Price For Max Palevsky's House Drops, Items From His Estate Go On Sale
Last July we chronicled the listing of late Intel founder Max Palevsky's home on Sea Lane in Malibu. Back then that house was listed at $55 million but it now carries a price of $45 million. Last July we mentioned that the home was designed by architect Joe Weiser in 1975 and renovated by Italian designer Ettore Sottsass in 1984. Most of the time when a luxury home goes up for auction we don't always know where the furnishings go but in this case we know where some of the ended up and I got to see some of them hands on recently at Los Angeles Modern Auctions where they will be part of a sale of Modern Art and Design on March 6.
Peter Loughrey, Director of LAMA, gave a preview of items that will be part of the upcoming sale. The pieces from the estate of Max Palevsky are all being sold without reserve and include a number of Ettore Sottsass custom designs. Shown above is one the the massive Ettore Sottsass bedframes custom designed for Max Palevsky's Malibu home. This master bedroom frame dates back to 1984 and is composed of partially gilt burled wood. It carries an estimate of $3,000 to $5,000. The sale is a treasure trove of Ettore Sottsass designs from vases to custom sofas and more. Sottsass was a prolific Italian architect and designer who created furniture, jewlery, glass, lighting and more. Items from the Palevsky estate also include Arts and Crafts and Stickley furniture.
The sale also features over 40 lots from the James Byrnes collection. Byrnes was the first curator of Modern Art at LACMA and a major figure in the art and art appraisal industries. Lots from his collection include a unique drawing by Alexander Calder, a Harry Bertoia brooch, a Roberto Matta drawing, an Elaine de Kooning painting from 1949, and dozens of works this collector has acquired over a span of nearly 70 years.
A couple of "tonal sculptures" by Harry Bertoia are part of this sale. When touched these sculptures made of swaying rods create a resonant sound. Bertoia eventually recorded 11 albums of the haunting sounds of sculpture known as Sonambient during his lifetime. The one shown here is one that was executed circa 1965 and is sold with a packing crate made by Harry Bertoia. It is estimated at $40,000 to $60,000 and a second piece is estimated at $30,000 to $50,000.

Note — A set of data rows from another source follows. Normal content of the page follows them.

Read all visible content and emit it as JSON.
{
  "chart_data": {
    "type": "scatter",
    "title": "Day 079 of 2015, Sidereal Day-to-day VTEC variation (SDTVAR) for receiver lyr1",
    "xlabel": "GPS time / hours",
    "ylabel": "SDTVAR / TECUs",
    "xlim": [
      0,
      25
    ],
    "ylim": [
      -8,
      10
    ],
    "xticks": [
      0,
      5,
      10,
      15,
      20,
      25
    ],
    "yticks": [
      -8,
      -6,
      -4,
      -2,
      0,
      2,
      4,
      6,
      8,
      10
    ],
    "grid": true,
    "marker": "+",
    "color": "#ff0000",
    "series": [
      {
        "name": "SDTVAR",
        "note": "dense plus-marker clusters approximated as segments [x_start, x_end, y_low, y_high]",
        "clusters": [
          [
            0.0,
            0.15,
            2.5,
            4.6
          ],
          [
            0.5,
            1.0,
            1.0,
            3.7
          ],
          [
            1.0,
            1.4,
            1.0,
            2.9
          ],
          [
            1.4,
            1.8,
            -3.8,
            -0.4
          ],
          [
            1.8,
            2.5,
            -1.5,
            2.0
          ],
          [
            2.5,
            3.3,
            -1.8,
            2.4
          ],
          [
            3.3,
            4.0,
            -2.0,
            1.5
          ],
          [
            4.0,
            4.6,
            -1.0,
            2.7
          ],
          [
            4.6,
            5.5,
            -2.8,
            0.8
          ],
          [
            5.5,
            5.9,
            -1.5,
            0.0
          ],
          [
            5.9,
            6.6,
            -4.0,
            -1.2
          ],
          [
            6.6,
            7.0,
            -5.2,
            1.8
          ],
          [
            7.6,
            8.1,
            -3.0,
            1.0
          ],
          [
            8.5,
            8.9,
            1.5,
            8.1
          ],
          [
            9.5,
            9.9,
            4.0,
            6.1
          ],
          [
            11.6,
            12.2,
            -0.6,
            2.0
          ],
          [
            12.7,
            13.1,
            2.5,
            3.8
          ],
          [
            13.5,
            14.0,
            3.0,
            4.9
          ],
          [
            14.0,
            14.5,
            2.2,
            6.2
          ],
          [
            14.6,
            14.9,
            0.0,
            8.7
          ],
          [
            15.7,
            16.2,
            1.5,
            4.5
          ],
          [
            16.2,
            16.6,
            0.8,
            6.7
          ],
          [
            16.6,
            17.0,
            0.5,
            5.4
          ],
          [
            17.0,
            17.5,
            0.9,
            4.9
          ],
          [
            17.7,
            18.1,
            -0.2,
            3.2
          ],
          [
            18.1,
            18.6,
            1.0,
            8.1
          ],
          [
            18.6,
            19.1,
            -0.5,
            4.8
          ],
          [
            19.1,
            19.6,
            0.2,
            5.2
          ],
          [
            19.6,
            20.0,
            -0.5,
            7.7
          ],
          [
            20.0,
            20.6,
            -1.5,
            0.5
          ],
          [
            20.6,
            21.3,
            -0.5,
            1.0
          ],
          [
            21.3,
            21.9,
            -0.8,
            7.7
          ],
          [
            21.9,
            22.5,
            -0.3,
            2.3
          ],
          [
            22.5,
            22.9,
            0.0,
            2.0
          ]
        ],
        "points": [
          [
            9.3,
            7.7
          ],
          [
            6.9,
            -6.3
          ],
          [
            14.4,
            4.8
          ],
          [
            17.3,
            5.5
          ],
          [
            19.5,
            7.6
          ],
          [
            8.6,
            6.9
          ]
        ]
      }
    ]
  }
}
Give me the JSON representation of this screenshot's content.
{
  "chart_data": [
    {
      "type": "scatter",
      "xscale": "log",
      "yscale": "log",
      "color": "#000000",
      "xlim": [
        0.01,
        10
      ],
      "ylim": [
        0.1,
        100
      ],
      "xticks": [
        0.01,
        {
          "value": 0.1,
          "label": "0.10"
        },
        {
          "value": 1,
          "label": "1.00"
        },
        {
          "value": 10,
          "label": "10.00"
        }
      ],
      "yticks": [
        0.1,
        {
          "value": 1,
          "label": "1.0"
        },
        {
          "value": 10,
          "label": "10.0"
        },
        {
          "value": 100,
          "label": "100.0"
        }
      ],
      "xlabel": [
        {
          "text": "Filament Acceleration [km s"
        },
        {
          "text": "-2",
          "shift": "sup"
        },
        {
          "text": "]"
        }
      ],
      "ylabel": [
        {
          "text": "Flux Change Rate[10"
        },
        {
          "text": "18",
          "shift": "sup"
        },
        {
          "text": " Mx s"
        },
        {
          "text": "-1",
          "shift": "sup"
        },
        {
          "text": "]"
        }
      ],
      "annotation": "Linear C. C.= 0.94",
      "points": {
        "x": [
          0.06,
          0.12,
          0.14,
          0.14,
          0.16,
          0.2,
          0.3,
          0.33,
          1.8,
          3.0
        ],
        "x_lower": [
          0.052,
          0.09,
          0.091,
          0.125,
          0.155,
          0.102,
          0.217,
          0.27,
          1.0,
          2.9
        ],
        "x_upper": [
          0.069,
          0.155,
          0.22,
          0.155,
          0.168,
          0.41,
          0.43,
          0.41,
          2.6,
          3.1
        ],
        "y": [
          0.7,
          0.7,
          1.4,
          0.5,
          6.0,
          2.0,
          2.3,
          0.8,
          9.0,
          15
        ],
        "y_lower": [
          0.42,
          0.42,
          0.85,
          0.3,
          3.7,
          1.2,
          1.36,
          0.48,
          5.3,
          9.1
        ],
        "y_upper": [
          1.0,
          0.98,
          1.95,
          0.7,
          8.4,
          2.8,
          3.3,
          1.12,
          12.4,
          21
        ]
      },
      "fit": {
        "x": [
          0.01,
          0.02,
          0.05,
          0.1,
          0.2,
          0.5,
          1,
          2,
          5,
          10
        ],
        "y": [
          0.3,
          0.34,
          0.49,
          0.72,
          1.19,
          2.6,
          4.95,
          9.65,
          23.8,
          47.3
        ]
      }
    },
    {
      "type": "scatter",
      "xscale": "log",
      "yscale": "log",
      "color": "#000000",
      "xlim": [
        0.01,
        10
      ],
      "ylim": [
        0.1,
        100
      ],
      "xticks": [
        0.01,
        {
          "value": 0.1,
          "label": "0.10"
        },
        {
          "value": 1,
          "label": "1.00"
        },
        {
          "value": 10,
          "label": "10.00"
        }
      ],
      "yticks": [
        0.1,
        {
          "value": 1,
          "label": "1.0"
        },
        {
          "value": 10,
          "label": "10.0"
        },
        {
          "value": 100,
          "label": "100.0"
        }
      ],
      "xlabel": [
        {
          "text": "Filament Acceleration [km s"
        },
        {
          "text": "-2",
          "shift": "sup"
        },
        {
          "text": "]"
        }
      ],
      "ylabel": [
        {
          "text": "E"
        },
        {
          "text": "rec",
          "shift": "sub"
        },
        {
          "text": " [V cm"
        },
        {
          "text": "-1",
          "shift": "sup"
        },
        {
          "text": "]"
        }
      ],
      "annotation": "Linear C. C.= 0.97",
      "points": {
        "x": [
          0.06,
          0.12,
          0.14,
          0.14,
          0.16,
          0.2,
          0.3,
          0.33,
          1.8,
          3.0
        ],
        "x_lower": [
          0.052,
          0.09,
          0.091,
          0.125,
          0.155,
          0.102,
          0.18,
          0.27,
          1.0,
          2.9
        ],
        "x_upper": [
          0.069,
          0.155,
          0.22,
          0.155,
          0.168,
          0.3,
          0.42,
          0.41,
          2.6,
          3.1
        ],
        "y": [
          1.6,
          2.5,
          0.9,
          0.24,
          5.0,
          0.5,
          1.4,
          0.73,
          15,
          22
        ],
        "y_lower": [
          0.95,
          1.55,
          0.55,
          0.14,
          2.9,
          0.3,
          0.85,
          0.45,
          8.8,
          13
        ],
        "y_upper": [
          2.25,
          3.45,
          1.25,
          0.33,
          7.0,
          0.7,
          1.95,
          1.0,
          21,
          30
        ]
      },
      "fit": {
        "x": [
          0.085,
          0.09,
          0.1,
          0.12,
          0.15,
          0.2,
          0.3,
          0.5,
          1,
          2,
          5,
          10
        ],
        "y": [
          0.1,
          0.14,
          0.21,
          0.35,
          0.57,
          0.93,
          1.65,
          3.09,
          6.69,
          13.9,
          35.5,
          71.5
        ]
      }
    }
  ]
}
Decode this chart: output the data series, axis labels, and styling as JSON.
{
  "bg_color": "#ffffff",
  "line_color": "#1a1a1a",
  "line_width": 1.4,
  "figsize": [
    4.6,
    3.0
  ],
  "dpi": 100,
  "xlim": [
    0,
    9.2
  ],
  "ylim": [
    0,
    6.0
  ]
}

A Sam Maloof rocking chair which was executed 1986-89 is made of walnut and white oak with ebony and is signed and sold with the original receipt and a signed copy of his auto biography Sam Maloof Woodworker. Maloof was a furniture designer and woodworker once called "The Hemingway of Hardwood" by People magazine. He also became the first craftsman to receive a MacArthur fellowship. This chair is estimated at $20,000 to $30,000.
Los Angeles Modern Auctions specializes in rarer Eames pieces. Although the business sells examples of the ubiquitous Eames chair with ottoman (including once, one upholstered in pink leather and belonging to a Mary Kay cosmetics saleswoman), they focus on more unusual pieces. This one is a Charles & Ray Eames storage unit Herman Miller, designed 1950. Although it looks relatively simple it's actually composed of hundreds of tiny pieces which scuttled plans for Herman Miller to ship it out as an assembly required piece. Instead it was shipped mostly as a whole unit and pieces were often damaged. Although it's a substantial piece, it sits on comparatively delicate legs. It is estimated at $15,000 to $20,000. An Eames desk is also part of the sale and is listed at $7,000 to $9,000 and would make a lovely companion piece for this one if someone was looking to create a mid-century modern style office.
The sale includes plenty of modern art including Donald Sultan's Mimosa screenprint
estimated at $3,500 - $5,500 shown in the center above. The one that's got me interested however, is the small eyeglasses piece on the lower left, it's a Wayne Thiebaud etching estimated at $7,000 to $9,000.